尽管提前准备了晕机药,而且选座位时尽量靠近过道,在飞机起飞之后,王冲还是难受的要命。颠簸的气流和轰鸣声,让王冲脸色苍白。如果不是因为马晓筱,王冲回老家宁肯坐十几个小时的火车。马晓筱知道他有恐高症,起飞后,紧紧握住了王冲的手。
马晓筱道:“你这么恐高,看来换灯泡这种事情,以后还得是我的活儿。”
王冲笑道,“以后我可以戴上眼罩,你来指挥着我换啊。
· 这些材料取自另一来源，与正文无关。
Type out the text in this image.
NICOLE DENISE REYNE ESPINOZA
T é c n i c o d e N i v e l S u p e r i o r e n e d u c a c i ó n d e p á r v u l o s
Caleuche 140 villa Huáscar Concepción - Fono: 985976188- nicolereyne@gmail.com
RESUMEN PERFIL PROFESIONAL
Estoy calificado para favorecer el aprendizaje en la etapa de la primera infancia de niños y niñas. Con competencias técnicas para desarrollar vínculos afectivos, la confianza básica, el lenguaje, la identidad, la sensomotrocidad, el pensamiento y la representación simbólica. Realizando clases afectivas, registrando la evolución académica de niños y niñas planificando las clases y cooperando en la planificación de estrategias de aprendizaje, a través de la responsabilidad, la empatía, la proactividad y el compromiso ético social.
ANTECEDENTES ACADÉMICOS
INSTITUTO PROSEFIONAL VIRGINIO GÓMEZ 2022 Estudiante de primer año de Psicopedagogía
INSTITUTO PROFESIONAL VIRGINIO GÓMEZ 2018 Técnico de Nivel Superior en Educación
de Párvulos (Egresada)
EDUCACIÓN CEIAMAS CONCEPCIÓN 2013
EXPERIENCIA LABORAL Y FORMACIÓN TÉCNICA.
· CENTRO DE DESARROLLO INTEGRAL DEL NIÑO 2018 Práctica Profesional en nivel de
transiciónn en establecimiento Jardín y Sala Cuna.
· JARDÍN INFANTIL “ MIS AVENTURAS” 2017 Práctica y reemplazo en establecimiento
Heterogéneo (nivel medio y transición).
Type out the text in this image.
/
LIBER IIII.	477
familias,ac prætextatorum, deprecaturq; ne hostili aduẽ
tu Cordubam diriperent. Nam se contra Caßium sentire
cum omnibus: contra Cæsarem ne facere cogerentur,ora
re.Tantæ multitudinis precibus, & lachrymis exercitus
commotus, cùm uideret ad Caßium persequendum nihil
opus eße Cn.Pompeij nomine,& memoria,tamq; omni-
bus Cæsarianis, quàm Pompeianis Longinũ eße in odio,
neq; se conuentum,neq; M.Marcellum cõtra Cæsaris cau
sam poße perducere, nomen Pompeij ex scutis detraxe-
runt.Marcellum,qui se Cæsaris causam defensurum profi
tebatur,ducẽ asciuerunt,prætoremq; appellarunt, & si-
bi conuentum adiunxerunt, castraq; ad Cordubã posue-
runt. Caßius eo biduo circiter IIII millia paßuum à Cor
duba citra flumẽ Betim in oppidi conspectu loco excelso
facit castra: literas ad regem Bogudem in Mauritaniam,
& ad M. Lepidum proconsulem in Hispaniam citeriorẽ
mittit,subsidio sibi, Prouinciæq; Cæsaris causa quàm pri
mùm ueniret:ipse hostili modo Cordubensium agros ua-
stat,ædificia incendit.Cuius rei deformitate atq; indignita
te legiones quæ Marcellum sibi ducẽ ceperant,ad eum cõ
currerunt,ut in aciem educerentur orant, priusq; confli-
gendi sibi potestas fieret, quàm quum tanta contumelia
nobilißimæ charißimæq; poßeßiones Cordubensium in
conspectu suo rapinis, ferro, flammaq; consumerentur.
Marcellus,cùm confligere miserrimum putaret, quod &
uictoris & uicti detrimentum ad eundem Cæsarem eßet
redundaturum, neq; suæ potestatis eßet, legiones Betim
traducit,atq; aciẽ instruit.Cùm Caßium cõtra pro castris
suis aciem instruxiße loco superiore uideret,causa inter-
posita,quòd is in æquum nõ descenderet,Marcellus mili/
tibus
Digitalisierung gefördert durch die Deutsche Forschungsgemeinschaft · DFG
”
马晓筱捂着嘴咯咯笑,王冲问笑什么,马晓筱道:“我忽然想起以前农村秋收,用碌碡(音六轴)压大豆时,给驴戴上一个眼罩,然后用鞭子赶着他干活儿,咯咯!”
王冲佯怒道:“你这是在说我是驴啊。”
马晓筱眨眼道,“你可不就是一头驴,犟起来谁的话也不听。”话刚说完,忽然想到如果王冲是一头驴,自己岂不成了母驴了,想到此,脸颊绯红。
王冲哈哈大笑。
马晓筱恼火道:“你笑什么?”
王冲说没什么就是想笑,马晓筱红着脸,抡起小拳头就在王冲身上乱打,经此一闹腾,王冲心中的烦闷之感才渐渐淡了下去。